Une condamnation éclairante Même en l'absence de preuves formelles, les suspicions sont quand même assez sérieuses quant à son implication dans la perte du dossier de la Q5. Les accusations de Kaïs Saïed ne peuvent pas être totalement infondées, quoique démenties par le parquet à l'époque. Hattab Ben Othmen personnalise à merveille la pieuvre à travers laquelle les islamistes ont infiltré l'appareil judiciaire.
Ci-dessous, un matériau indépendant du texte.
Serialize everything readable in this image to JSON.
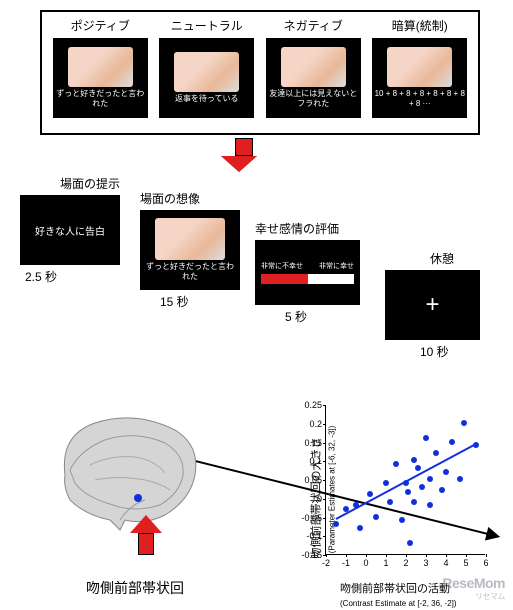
{
  "conditions": [
    {
      "label": "ポジティブ",
      "caption": "ずっと好きだったと言われた"
    },
    {
      "label": "ニュートラル",
      "caption": "返事を待っている"
    },
    {
      "label": "ネガティブ",
      "caption": "友達以上には見えないとフラれた"
    },
    {
      "label": "暗算(統制)",
      "caption": "10 + 8 + 8 + 8 + 8 + 8 + 8 + 8 ···"
    }
  ],
  "timeline": {
    "step1": {
      "label": "場面の提示",
      "text": "好きな人に告白",
      "duration": "2.5 秒"
    },
    "step2": {
      "label": "場面の想像",
      "caption": "ずっと好きだったと言われた",
      "duration": "15 秒"
    },
    "step3": {
      "label": "幸せ感情の評価",
      "left": "非常に不幸せ",
      "right": "非常に幸せ",
      "duration": "5 秒"
    },
    "step4": {
      "label": "休憩",
      "text": "+",
      "duration": "10 秒"
    }
  },
  "brain": {
    "label": "吻側前部帯状回"
  },
  "scatter": {
    "y_label": "吻側前部帯状回の大きさ",
    "y_sublabel": "(Parameter Estimates at [-6, 32, -3])",
    "x_label": "吻側前部帯状回の活動",
    "x_sublabel": "(Contrast Estimate at [-2, 36, -2])",
    "xlim": [
      -2,
      6
    ],
    "xticks": [
      -2,
      -1,
      0,
      1,
      2,
      3,
      4,
      5,
      6
    ],
    "ylim": [
      -0.15,
      0.25
    ],
    "yticks": [
      -0.15,
      -0.1,
      -0.05,
      0,
      0.05,
      0.1,
      0.15,
      0.2,
      0.25
    ],
    "dot_color": "#1030e0",
    "line_color": "#1030e0",
    "points": [
      [
        -1.5,
        -0.07
      ],
      [
        -1.0,
        -0.03
      ],
      [
        -0.5,
        -0.02
      ],
      [
        -0.3,
        -0.08
      ],
      [
        0.2,
        0.01
      ],
      [
        0.5,
        -0.05
      ],
      [
        1.0,
        0.04
      ],
      [
        1.2,
        -0.01
      ],
      [
        1.5,
        0.09
      ],
      [
        1.8,
        -0.06
      ],
      [
        2.0,
        0.04
      ],
      [
        2.1,
        0.015
      ],
      [
        2.2,
        -0.12
      ],
      [
        2.4,
        0.1
      ],
      [
        2.4,
        -0.01
      ],
      [
        2.6,
        0.08
      ],
      [
        2.8,
        0.03
      ],
      [
        3.0,
        0.16
      ],
      [
        3.2,
        0.05
      ],
      [
        3.2,
        -0.02
      ],
      [
        3.5,
        0.12
      ],
      [
        3.8,
        0.02
      ],
      [
        4.0,
        0.07
      ],
      [
        4.3,
        0.15
      ],
      [
        4.9,
        0.2
      ],
      [
        4.7,
        0.05
      ],
      [
        5.5,
        0.14
      ]
    ],
    "trend": {
      "x1": -1.5,
      "y1": -0.05,
      "x2": 5.5,
      "y2": 0.15
    }
  },
  "watermark": {
    "main": "ReseMom",
    "sub": "リセマム"
  }
}
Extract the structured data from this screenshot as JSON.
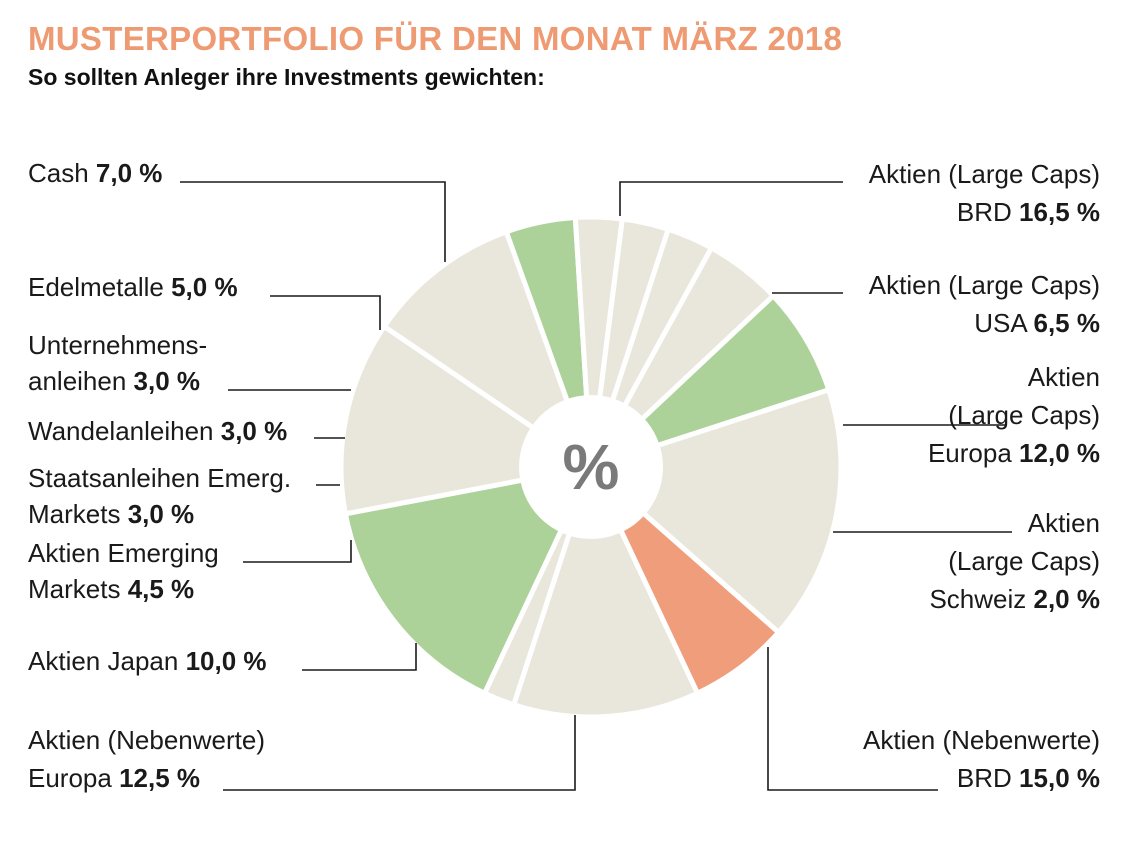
{
  "title": "MUSTERPORTFOLIO FÜR DEN MONAT MÄRZ 2018",
  "subtitle": "So sollten Anleger ihre Investments gewichten:",
  "colors": {
    "title": "#ee9a72",
    "segment_default": "#e9e7dc",
    "segment_green": "#acd29a",
    "segment_orange": "#ef9d7a",
    "separator": "#ffffff"
  },
  "chart_data": {
    "type": "pie",
    "title": "MUSTERPORTFOLIO FÜR DEN MONAT MÄRZ 2018",
    "subtitle": "So sollten Anleger ihre Investments gewichten:",
    "center_label": "%",
    "unit": "%",
    "slices": [
      {
        "label_lines": [
          "Aktien (Large Caps)",
          "BRD"
        ],
        "value_text": "16,5 %",
        "value": 16.5,
        "color": "#e9e7dc"
      },
      {
        "label_lines": [
          "Aktien (Large Caps)",
          "USA"
        ],
        "value_text": "6,5 %",
        "value": 6.5,
        "color": "#ef9d7a"
      },
      {
        "label_lines": [
          "Aktien",
          "(Large Caps)",
          "Europa"
        ],
        "value_text": "12,0 %",
        "value": 12.0,
        "color": "#e9e7dc"
      },
      {
        "label_lines": [
          "Aktien",
          "(Large Caps)",
          "Schweiz"
        ],
        "value_text": "2,0 %",
        "value": 2.0,
        "color": "#e9e7dc"
      },
      {
        "label_lines": [
          "Aktien (Nebenwerte)",
          "BRD"
        ],
        "value_text": "15,0 %",
        "value": 15.0,
        "color": "#acd29a"
      },
      {
        "label_lines": [
          "Aktien (Nebenwerte)",
          "Europa"
        ],
        "value_text": "12,5 %",
        "value": 12.5,
        "color": "#e9e7dc"
      },
      {
        "label_lines": [
          "Aktien Japan"
        ],
        "value_text": "10,0 %",
        "value": 10.0,
        "color": "#e9e7dc"
      },
      {
        "label_lines": [
          "Aktien Emerging",
          "Markets"
        ],
        "value_text": "4,5 %",
        "value": 4.5,
        "color": "#acd29a"
      },
      {
        "label_lines": [
          "Staatsanleihen Emerg.",
          "Markets"
        ],
        "value_text": "3,0 %",
        "value": 3.0,
        "color": "#e9e7dc"
      },
      {
        "label_lines": [
          "Wandelanleihen"
        ],
        "value_text": "3,0 %",
        "value": 3.0,
        "color": "#e9e7dc"
      },
      {
        "label_lines": [
          "Unternehmens-",
          "anleihen"
        ],
        "value_text": "3,0 %",
        "value": 3.0,
        "color": "#e9e7dc"
      },
      {
        "label_lines": [
          "Edelmetalle"
        ],
        "value_text": "5,0 %",
        "value": 5.0,
        "color": "#e9e7dc"
      },
      {
        "label_lines": [
          "Cash"
        ],
        "value_text": "7,0 %",
        "value": 7.0,
        "color": "#acd29a"
      }
    ]
  }
}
Le scandale de la Q5 n'est qu'un parmi d'autres scandales qui ont bousculé les affaires judiciaires, avec disparition de pièces à conviction, falsifications de preuves, etc. Inévitablement, le président du syndicat se trouve en première ligne des suspects, d'autant plus que le syndicat n'a pas de grandes bases et n'est pas affilié à un syndicat connu comme l'UGTT ou l'UTT. Dès lors, les accusations de falsification de preuves ou de collecte de fonds sans autorisation trouvent du sens. Elles collent parfaitement au personnage et le jugement de quatorze ans de prison vient confirmer ces suspicions. De quoi alimenter toutes les rumeurs sur les réseaux sociaux. À lire ce qu'y s'écrit, Hattab Ben Othmen serait propriétaire de plusieurs immeubles acquis grâce aux islamistes. L'épouse de M. Ben Othmen, Rym, dément farouchement jurant ses grands dieux que le couple ne possède qu'un lopin de terre non construit et qu'il loue la maison familiale située au quartier populaire et précaire d'El Kabaria. Alors que son époux est en prison, la dame dit qu'elle subvient à ses besoins grâce à de petits boulots et aux aides de sa famille et sa belle-famille. En dépit des démentis formels de la dame, Hattab Ben Othmen a bel et bien été condamné pour, entre autres, spéculation immobilière.
Une page sombre se referme Quoi qu'il en soit, c'est un vrai valet des islamistes qui est tombé. Sa condamnation tourne la page d'une époque noire de la Tunisie, celle des accointances entre l'appareil politique et l'appareil judiciaire. La page est tournée, mais le livre est encore ouvert, car ces accointances existent encore. Hattab Ben Othmen a laissé des clones derrière lui.